The Gulf region covers approximately 600,000 square miles, measuring approximately 995 miles from east to west, 560 miles from north to south. The marine shoreline from Cape Sable, Florida to the tip of the Yucatan peninsula extends ~ 3,540 miles, with another 236 miles of shore on the northwest tip of Cuba. The U.S. coastline is approximately 1,631 miles; if bays and other inland waters are included, the total shoreline increases to over 16,000 miles in the U.S. alone.

Approximately 38% of Gulf waters are shallow intertidal areas. The waters of the continental shelf and continental slope represent 22% and 20% respectively, and abyssal areas deeper than 3,000 m comprise the final 20%. Located in the southwestern quadrant, the Sigsbee Deep is the deepest region of the Gulf of Mexico and contains depths of up to 13,320 feet.

Circulation and Currents
Water enters the Gulf through the Yucatan Strait, circulates as the Loop Current, and exits through the Florida Strait eventually forming the Gulf Stream. Portions of the Loop Current often break away forming eddies or ‘gyres’ which affect regional current patterns. Smaller wind-driven and tidal currents are created in nearshore environments. Drainage into the Gulf of Mexico is extensive, covering more than 60% of the United States, and includes outlets from 33 major river systems and 207 estuaries. Additional freshwater inputs originate in Mexico, the Yucatan Peninsula, and Cuba.

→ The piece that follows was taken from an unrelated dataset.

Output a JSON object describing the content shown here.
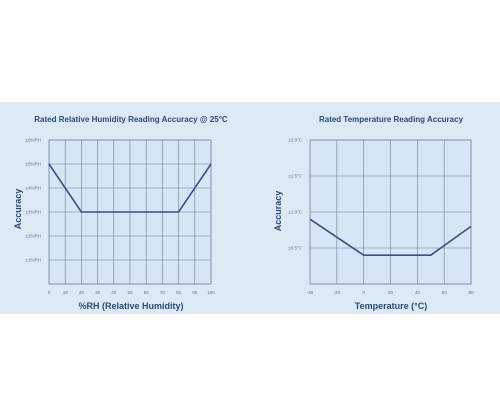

The Gulf of Mexico ecosystem provides a wide array of valuable resources to the nations on its shores.

Gulf fisheries are some of the most productive in the world. In 2006 according to the National Marine Fisheries Service, the commercial fish and shellfish harvest from the five U.S. Gulf states was estimated to be 1.3 billion pounds valued at $689 million. The Gulf also contains four of the top seven fishing ports in the nation by weight.

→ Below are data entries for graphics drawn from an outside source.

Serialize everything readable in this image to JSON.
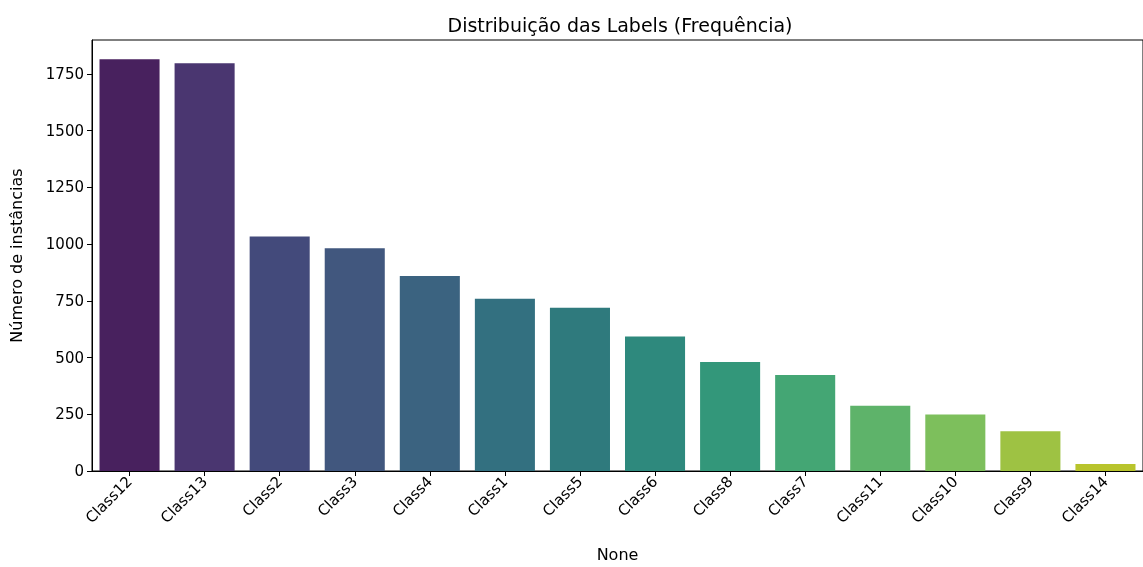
{
  "chart_data": {
    "type": "bar",
    "title": "Distribuição das Labels (Frequência)",
    "xlabel": "None",
    "ylabel": "Número de instâncias",
    "categories": [
      "Class12",
      "Class13",
      "Class2",
      "Class3",
      "Class4",
      "Class1",
      "Class5",
      "Class6",
      "Class8",
      "Class7",
      "Class11",
      "Class10",
      "Class9",
      "Class14"
    ],
    "values": [
      1815,
      1798,
      1034,
      982,
      860,
      759,
      720,
      593,
      480,
      423,
      288,
      249,
      175,
      31
    ],
    "colors": [
      "#48215e",
      "#4a3670",
      "#434a7b",
      "#41577e",
      "#3b6380",
      "#337080",
      "#2f7a7d",
      "#2e897d",
      "#33977a",
      "#44a674",
      "#5eb36a",
      "#7dbf5c",
      "#9ec243",
      "#b8c42c"
    ],
    "ylim": [
      0,
      1900
    ],
    "yticks": [
      0,
      250,
      500,
      750,
      1000,
      1250,
      1500,
      1750
    ],
    "grid": false
  }
}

Shrimp: Gulf landings of shrimp led the Nation in 2006 with 288.9 million pounds valued at $400 million dockside, accounting for about 85% of U.S. total. Louisiana led all Gulf states with 134.9 million pounds; Texas with 104.3 million pounds; Florida (west coast) with 17.1 million pounds; Alabama with 23.9 million pounds; and Mississippi with 8.4 million pounds.

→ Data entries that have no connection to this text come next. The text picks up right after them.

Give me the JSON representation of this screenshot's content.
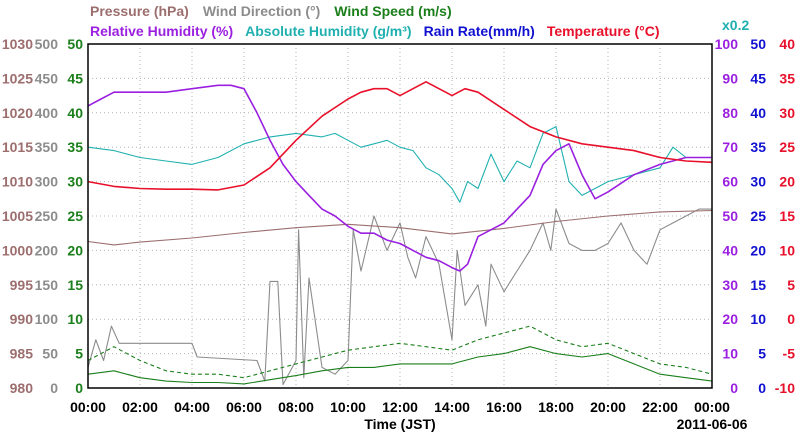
{
  "chart_data": {
    "type": "line",
    "date_label": "2011-06-06",
    "xlabel": "Time (JST)",
    "x_ticks": [
      "00:00",
      "02:00",
      "04:00",
      "06:00",
      "08:00",
      "10:00",
      "12:00",
      "14:00",
      "16:00",
      "18:00",
      "20:00",
      "22:00",
      "00:00"
    ],
    "x_range_hours": [
      0,
      24
    ],
    "grid": true,
    "legend": {
      "row1": [
        {
          "key": "pressure",
          "label": "Pressure (hPa)",
          "color": "#9c6e6e"
        },
        {
          "key": "wind_direction",
          "label": "Wind Direction (°)",
          "color": "#8c8c8c"
        },
        {
          "key": "wind_speed",
          "label": "Wind Speed (m/s)",
          "color": "#1a7f1a"
        }
      ],
      "row2": [
        {
          "key": "relative_humidity",
          "label": "Relative Humidity (%)",
          "color": "#9b1fe0"
        },
        {
          "key": "absolute_humidity",
          "label": "Absolute Humidity (g/m³)",
          "color": "#21b0b0"
        },
        {
          "key": "rain_rate",
          "label": "Rain Rate(mm/h)",
          "color": "#1010d0"
        },
        {
          "key": "temperature",
          "label": "Temperature (°C)",
          "color": "#e8102a"
        }
      ],
      "scale_note": {
        "label": "x0.2",
        "color": "#21b0b0"
      }
    },
    "left_axes": [
      {
        "key": "pressure",
        "color": "#9c6e6e",
        "range": [
          980,
          1030
        ],
        "ticks": [
          "980",
          "985",
          "990",
          "995",
          "1000",
          "1005",
          "1010",
          "1015",
          "1020",
          "1025",
          "1030"
        ]
      },
      {
        "key": "wind_direction",
        "color": "#8c8c8c",
        "range": [
          0,
          500
        ],
        "ticks": [
          "0",
          "50",
          "100",
          "150",
          "200",
          "250",
          "300",
          "350",
          "400",
          "450",
          "500"
        ]
      },
      {
        "key": "wind_speed",
        "color": "#1a7f1a",
        "range": [
          0,
          50
        ],
        "ticks": [
          "0",
          "5",
          "10",
          "15",
          "20",
          "25",
          "30",
          "35",
          "40",
          "45",
          "50"
        ]
      }
    ],
    "right_axes": [
      {
        "key": "relative_humidity",
        "color": "#9b1fe0",
        "range": [
          0,
          100
        ],
        "ticks": [
          "0",
          "10",
          "20",
          "30",
          "40",
          "50",
          "60",
          "70",
          "80",
          "90",
          "100"
        ]
      },
      {
        "key": "rain_rate",
        "color": "#1010d0",
        "range": [
          0,
          50
        ],
        "ticks": [
          "0",
          "5",
          "10",
          "15",
          "20",
          "25",
          "30",
          "35",
          "40",
          "45",
          "50"
        ]
      },
      {
        "key": "temperature",
        "color": "#e8102a",
        "range": [
          -10,
          40
        ],
        "ticks": [
          "-10",
          "-5",
          "0",
          "5",
          "10",
          "15",
          "20",
          "25",
          "30",
          "35",
          "40"
        ]
      }
    ],
    "series": [
      {
        "key": "temperature",
        "name": "Temperature (°C)",
        "color": "#e8102a",
        "axis_range": [
          -10,
          40
        ],
        "x": [
          0,
          1,
          2,
          3,
          4,
          5,
          6,
          7,
          8,
          9,
          10,
          10.5,
          11,
          11.5,
          12,
          12.5,
          13,
          13.5,
          14,
          14.5,
          15,
          16,
          17,
          18,
          19,
          20,
          21,
          22,
          23,
          24
        ],
        "y": [
          20,
          19.3,
          19,
          18.9,
          18.9,
          18.8,
          19.5,
          22,
          26,
          29.5,
          32,
          33,
          33.5,
          33.5,
          32.5,
          33.5,
          34.5,
          33.5,
          32.5,
          33.5,
          33,
          30.5,
          28,
          26.5,
          25.5,
          25,
          24.5,
          23.5,
          23,
          22.8
        ]
      },
      {
        "key": "relative_humidity",
        "name": "Relative Humidity (%)",
        "color": "#9b1fe0",
        "axis_range": [
          0,
          100
        ],
        "x": [
          0,
          0.5,
          1,
          2,
          3,
          4,
          5,
          5.5,
          6,
          6.5,
          7,
          7.5,
          8,
          8.5,
          9,
          9.5,
          10,
          10.5,
          11,
          11.5,
          12,
          12.5,
          13,
          13.5,
          14,
          14.3,
          14.6,
          15,
          16,
          17,
          17.5,
          18,
          18.5,
          19,
          19.5,
          20,
          21,
          22,
          23,
          24
        ],
        "y": [
          82,
          84,
          86,
          86,
          86,
          87,
          88,
          88,
          87,
          80,
          72,
          65,
          60,
          56,
          52,
          50,
          47,
          45,
          45,
          43,
          42,
          40,
          38,
          37,
          35,
          34,
          36,
          44,
          48,
          56,
          65,
          69,
          71,
          62,
          55,
          57,
          62,
          65,
          67,
          67
        ]
      },
      {
        "key": "absolute_humidity",
        "name": "Absolute Humidity (g/m³)",
        "scale": 0.2,
        "color": "#21b0b0",
        "axis_range": [
          0,
          50
        ],
        "x": [
          0,
          1,
          2,
          3,
          4,
          5,
          6,
          7,
          8,
          9,
          9.5,
          10,
          10.5,
          11,
          11.5,
          12,
          12.5,
          13,
          13.5,
          14,
          14.3,
          14.6,
          15,
          15.5,
          16,
          16.5,
          17,
          17.5,
          18,
          18.5,
          19,
          19.5,
          20,
          21,
          22,
          22.5,
          23,
          24
        ],
        "y": [
          35,
          34.5,
          33.5,
          33,
          32.5,
          33.5,
          35.5,
          36.5,
          37,
          36.5,
          37,
          36,
          35,
          35.5,
          36,
          35,
          34.5,
          32,
          31,
          29,
          27,
          30,
          29,
          34,
          30,
          33,
          32,
          37,
          38,
          30,
          28,
          29,
          30,
          31,
          32,
          35,
          33.5,
          33.5
        ]
      },
      {
        "key": "pressure",
        "name": "Pressure (hPa)",
        "color": "#9c6e6e",
        "axis_range": [
          980,
          1030
        ],
        "x": [
          0,
          1,
          2,
          4,
          6,
          8,
          10,
          12,
          14,
          16,
          18,
          20,
          22,
          24
        ],
        "y": [
          1001.3,
          1000.8,
          1001.2,
          1001.8,
          1002.6,
          1003.3,
          1003.8,
          1003.3,
          1002.4,
          1003.2,
          1004.2,
          1005.0,
          1005.6,
          1005.8
        ]
      },
      {
        "key": "wind_direction",
        "name": "Wind Direction (°)",
        "color": "#8c8c8c",
        "axis_range": [
          0,
          500
        ],
        "x": [
          0,
          0.3,
          0.6,
          0.9,
          1.2,
          2,
          4,
          4.2,
          6.5,
          6.8,
          7,
          7.3,
          7.5,
          8,
          8.1,
          8.3,
          8.5,
          9,
          9.5,
          10,
          10.2,
          10.5,
          11,
          11.5,
          12,
          12.3,
          12.6,
          13,
          13.5,
          14,
          14.2,
          14.5,
          15,
          15.3,
          15.5,
          16,
          16.5,
          17,
          17.5,
          17.8,
          18,
          18.5,
          19,
          19.5,
          20,
          20.5,
          21,
          21.5,
          22,
          22.5,
          23,
          23.5,
          24
        ],
        "y": [
          30,
          70,
          40,
          90,
          65,
          65,
          65,
          45,
          40,
          10,
          155,
          155,
          5,
          40,
          230,
          15,
          160,
          30,
          20,
          40,
          230,
          170,
          250,
          200,
          240,
          190,
          160,
          220,
          180,
          70,
          200,
          120,
          150,
          90,
          180,
          140,
          170,
          200,
          240,
          200,
          260,
          210,
          200,
          200,
          210,
          240,
          200,
          180,
          230,
          240,
          250,
          260,
          260
        ]
      },
      {
        "key": "wind_speed",
        "name": "Wind Speed (m/s)",
        "color": "#1a7f1a",
        "axis_range": [
          0,
          50
        ],
        "x": [
          0,
          1,
          2,
          3,
          4,
          5,
          6,
          7,
          8,
          9,
          10,
          11,
          12,
          13,
          14,
          15,
          16,
          17,
          18,
          19,
          20,
          21,
          22,
          23,
          24
        ],
        "y": [
          2,
          2.5,
          1.5,
          1,
          0.8,
          0.8,
          0.6,
          1.2,
          1.8,
          2.5,
          3,
          3,
          3.5,
          3.5,
          3.5,
          4.5,
          5,
          6,
          5,
          4.5,
          5,
          3.5,
          2,
          1.5,
          1
        ]
      },
      {
        "key": "wind_gust",
        "color": "#1a7f1a",
        "dashed": true,
        "axis_range": [
          0,
          50
        ],
        "x": [
          0,
          1,
          2,
          3,
          4,
          5,
          6,
          7,
          8,
          9,
          10,
          11,
          12,
          13,
          14,
          15,
          16,
          17,
          18,
          19,
          20,
          21,
          22,
          23,
          24
        ],
        "y": [
          4,
          6,
          4,
          2.5,
          2,
          2,
          1.5,
          2.5,
          3.5,
          4.5,
          5.5,
          6,
          6.5,
          6,
          5.5,
          7,
          8,
          9,
          7,
          6,
          6.5,
          5,
          3.5,
          3,
          2
        ]
      },
      {
        "key": "rain_rate",
        "name": "Rain Rate(mm/h)",
        "color": "#1010d0",
        "axis_range": [
          0,
          50
        ],
        "x": [
          0,
          24
        ],
        "y": [
          0,
          0
        ]
      }
    ]
  }
}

Oysters: The Gulf led in production of oysters in 2006 with 19.5 million pounds of meats valued at $61.9 million and representing 60% of the national total.

Recreational: The Gulf also supports a productive recreational fishery. In 2006, marine recreational participants took more than 23.8 million trips catching 190.6 million fish from the Gulf of Mexico and surrounding waters. The total weigh in pounds was over 78.8 million in 2006.

Physical / Mineral
In 2006 470 million barrels of oil and about (2.9)x109 Thousand Cubic Feet of natural gas came from the Gulf of Mexico. In 2005 more than 466 million barrels of oil and about (3.19)x109 Thousand Cubic Feet of natural gas was produced from the Gulf of Mexico. This represents an increase of almost 4 million barrels of oil and (.2)x109 Thousand Cubic Feet of natural gas in one year. According to the Minerals Management Service, offshore operations in the Gulf produce a quarter of the U.S. domestic natural gas and one-eighth of its oil. In addition, the offshore petroleum industry employs over 55,000 U.S. workers in the Gulf.

The Gulf of Mexico’s shores and beaches, offering an ideal location for swimming, sun, and all water sports, supports a $20 billion tourist industry.

Maritime Shipping
The Port of South Louisiana (New Orleans) and the Port of Houston are two of the ten busiest ports in the world by cargo volume. Out of the top ten sea ports in the United States 7 are located on the Gulf of Mexico.